Il Teatro Sociale “torna” nel 1930
In occasione del censimento Fai sono state messe a disposizione dell’associazione culturale Educarte sette immagini sul restauro della sala bustese, firmato negli anni 30 dai progettisti Ignazio Gardella e Antonio Ferrario.
Sette immagini per raccontare un restauro diventato esemplare. È questo il numero di fotografie sul progetto di riqualificazione del teatro Sociale di Busto Arsizio, firmato negli anni Trenta dai progettisti Ignazio Gardella e Antonio Ferrario, che l’Archivio storico Gardella ha messo a disposizione del comitato che appoggia la candidatura della sala di piazza Plebiscito alla settima edizione del censimento «I luoghi del cuore», promosso dal Fai.
Le suggestive immagini in bianco e nero sono già state in parte pubblicate nel prezioso volume «Del teatro – 150 anni di vita teatrale a Busto Arsizio», edito nel 1991 per iniziativa del liceo classico «Daniele Crespi». Foto che consentono di studiare l’intervento di «rammodernamento morfologico» che il progettista locale Antonio Ferrario firmò, nel 1935, con l’allora giovane Ignazio Gardella. Un tassello prezioso quello fornito dagli architetti Jacopo Gardella ed Edoarda de Ponti all’associazione culturale «Educarte» per confrontarsi con il restauro più raffinato e meditato di cui è stata fatta oggetto la sala di piazza Plebiscito nei suoi oltre centoventi anni di storia.

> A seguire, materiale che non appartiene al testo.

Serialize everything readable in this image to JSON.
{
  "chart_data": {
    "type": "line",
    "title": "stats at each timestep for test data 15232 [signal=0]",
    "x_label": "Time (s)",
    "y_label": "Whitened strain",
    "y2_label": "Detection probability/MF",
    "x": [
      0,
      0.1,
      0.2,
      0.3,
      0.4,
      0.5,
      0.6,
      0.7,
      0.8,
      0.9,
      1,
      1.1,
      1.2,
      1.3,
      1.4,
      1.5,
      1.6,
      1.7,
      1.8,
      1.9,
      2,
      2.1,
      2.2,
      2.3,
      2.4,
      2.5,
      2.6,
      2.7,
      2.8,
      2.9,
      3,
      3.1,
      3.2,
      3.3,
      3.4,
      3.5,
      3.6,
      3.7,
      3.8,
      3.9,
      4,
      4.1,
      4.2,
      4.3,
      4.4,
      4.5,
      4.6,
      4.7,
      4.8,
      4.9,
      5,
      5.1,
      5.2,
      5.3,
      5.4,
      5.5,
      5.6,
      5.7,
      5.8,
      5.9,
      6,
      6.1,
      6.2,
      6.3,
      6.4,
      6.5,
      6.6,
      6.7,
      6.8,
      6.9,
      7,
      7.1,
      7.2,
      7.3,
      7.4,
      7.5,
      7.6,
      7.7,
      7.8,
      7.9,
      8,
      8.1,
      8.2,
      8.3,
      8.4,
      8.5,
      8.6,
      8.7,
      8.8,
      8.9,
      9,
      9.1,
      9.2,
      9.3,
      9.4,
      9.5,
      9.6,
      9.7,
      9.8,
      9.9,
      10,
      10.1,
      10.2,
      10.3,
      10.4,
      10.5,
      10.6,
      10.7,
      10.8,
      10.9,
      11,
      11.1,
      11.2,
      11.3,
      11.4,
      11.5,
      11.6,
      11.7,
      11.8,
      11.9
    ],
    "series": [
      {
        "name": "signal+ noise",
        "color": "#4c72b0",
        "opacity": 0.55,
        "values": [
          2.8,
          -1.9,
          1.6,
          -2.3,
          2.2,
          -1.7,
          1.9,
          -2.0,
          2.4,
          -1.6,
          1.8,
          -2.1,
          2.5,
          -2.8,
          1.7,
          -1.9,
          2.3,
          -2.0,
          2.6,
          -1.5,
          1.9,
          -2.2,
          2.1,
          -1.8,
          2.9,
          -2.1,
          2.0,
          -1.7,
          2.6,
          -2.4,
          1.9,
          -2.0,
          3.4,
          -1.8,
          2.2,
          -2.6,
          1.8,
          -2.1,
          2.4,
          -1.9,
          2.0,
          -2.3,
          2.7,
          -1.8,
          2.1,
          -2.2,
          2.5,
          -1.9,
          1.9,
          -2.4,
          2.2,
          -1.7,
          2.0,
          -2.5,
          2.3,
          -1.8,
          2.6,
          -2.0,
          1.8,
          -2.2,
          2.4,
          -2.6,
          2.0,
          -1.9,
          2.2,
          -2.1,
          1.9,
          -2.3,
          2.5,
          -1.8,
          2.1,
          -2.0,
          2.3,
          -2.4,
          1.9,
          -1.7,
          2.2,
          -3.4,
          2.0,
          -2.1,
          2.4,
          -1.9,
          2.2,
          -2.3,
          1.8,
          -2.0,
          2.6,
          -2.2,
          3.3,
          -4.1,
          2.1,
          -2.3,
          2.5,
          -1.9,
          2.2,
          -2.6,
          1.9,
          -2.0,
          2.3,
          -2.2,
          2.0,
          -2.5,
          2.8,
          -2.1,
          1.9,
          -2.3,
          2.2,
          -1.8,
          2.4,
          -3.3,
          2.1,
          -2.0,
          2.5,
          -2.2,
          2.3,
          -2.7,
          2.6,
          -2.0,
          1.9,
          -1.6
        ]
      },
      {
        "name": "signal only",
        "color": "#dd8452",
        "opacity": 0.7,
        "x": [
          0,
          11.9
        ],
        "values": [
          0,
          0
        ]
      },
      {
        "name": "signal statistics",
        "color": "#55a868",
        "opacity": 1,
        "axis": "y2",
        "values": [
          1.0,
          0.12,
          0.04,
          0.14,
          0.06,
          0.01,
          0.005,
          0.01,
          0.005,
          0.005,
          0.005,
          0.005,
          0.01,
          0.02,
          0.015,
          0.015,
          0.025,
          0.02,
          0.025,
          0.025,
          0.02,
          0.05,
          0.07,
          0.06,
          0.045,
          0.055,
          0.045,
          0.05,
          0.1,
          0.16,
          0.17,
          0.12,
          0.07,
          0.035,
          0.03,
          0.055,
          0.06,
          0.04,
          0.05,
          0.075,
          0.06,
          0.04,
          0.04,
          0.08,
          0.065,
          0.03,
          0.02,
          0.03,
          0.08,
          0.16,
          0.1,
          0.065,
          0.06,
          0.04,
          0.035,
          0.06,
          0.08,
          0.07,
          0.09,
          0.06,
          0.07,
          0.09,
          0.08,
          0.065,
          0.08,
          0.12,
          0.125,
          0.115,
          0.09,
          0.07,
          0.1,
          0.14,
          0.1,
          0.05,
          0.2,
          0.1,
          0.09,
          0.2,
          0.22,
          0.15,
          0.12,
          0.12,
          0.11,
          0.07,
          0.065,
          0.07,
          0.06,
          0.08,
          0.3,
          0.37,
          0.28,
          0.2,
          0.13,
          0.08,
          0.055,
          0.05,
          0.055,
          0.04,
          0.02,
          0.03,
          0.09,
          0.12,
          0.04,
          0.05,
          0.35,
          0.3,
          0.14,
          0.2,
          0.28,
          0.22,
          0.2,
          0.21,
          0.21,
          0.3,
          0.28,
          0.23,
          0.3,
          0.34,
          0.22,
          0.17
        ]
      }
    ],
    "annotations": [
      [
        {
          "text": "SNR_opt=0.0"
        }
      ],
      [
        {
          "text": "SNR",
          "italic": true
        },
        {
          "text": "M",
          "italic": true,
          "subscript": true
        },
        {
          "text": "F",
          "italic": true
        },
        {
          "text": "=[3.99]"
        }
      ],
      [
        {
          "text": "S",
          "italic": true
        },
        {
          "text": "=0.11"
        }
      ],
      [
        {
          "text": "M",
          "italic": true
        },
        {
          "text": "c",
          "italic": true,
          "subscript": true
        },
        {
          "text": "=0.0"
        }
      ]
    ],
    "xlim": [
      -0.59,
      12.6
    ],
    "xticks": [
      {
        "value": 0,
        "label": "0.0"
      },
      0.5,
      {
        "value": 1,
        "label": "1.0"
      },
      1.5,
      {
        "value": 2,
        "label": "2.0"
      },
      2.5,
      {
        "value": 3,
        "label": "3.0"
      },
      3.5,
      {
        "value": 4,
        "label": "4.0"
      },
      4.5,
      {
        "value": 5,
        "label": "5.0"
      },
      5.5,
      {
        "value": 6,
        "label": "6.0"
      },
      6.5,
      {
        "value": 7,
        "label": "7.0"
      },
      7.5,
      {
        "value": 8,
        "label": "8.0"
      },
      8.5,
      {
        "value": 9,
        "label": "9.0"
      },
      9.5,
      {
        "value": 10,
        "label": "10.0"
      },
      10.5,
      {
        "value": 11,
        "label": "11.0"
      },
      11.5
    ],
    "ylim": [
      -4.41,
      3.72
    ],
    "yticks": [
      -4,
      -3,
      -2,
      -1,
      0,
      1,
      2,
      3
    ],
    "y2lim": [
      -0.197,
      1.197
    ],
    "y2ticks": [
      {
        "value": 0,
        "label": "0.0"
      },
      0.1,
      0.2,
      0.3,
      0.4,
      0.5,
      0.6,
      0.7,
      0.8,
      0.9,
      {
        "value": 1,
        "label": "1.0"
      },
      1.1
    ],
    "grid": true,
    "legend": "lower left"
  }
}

Il lavoro di Ignazio Gardella per il teatro Sociale di Busto Arsizio, considerato meritevole da Edoardo Persico di una segnalazione sulla rivista internazionale «Casabella» (una vera e propria Bibbia per gli specialisti del settore), si proponeva, nello specifico, di aumentare la capacità della platea e di ristrutturare la vecchia sala, costruita nel 1891 da Achille Sfondrini su modello della Scala di Milano, secondo il gusto dechirichiano in auge a quei tempi.
Le opere di restauro, storicamente attente e colte, portarono così all’eliminazione della parte centrale della prima fila dei palchi, all’arretramento del boccascena e a un nuovo impianto coloristico, giocato sulle tinte del rosa (la cupola), del rosso pompeiano (i palchi), del bruno (le tende) e del bianco (i parapetti). L’atmosfera onirica e sognante creata da questi accostamenti cromatici fu resa ancor più suggestiva dalla presenza di affreschi raffiguranti figure allegoriche: donne e angeli danzanti, tra fiori, campane, note, chiavi di violino e pentagrammi. Della volta dipinta di rosa, probabilmente già realizzata ai tempi di Achille Sfondrini, Ignazio Gardella ritagliò solo poche figure, alle quali lasciò «una libertà che diviene -per usare le parole di Guido Maria Poggi, riportate nel volume «Del teatro – 150 anni di vita teatrale a Busto Arsizio»- semantica alla fantasia e al sogno».
Questi dipinti, così come gran parte del disegno progettuale sfondriniano (a partire dalle due file di palchi), scomparirono con il restauro realizzato nel 1955 dall’ingegnere Mario Cavallè. Dalla speranza di riportare in vita questo prezioso frammento della sala bustese, conservato sotto la contro-soffittatura della platea e oggi purtroppo nascosto alla vista del pubblico, ma anche dal desiderio di operare una riqualificazione del perimetro esterno dell’edificio, a cominciare dalla copertura impermeabilizzata della cupola, è nata l’idea di far partecipare lo storico teatro di piazza Plebiscito, costruito per iniziativa dei conti Giulio e Carolina Durini e di un’altra ventina di imprenditori locali, al censimento «I luoghi del cuore».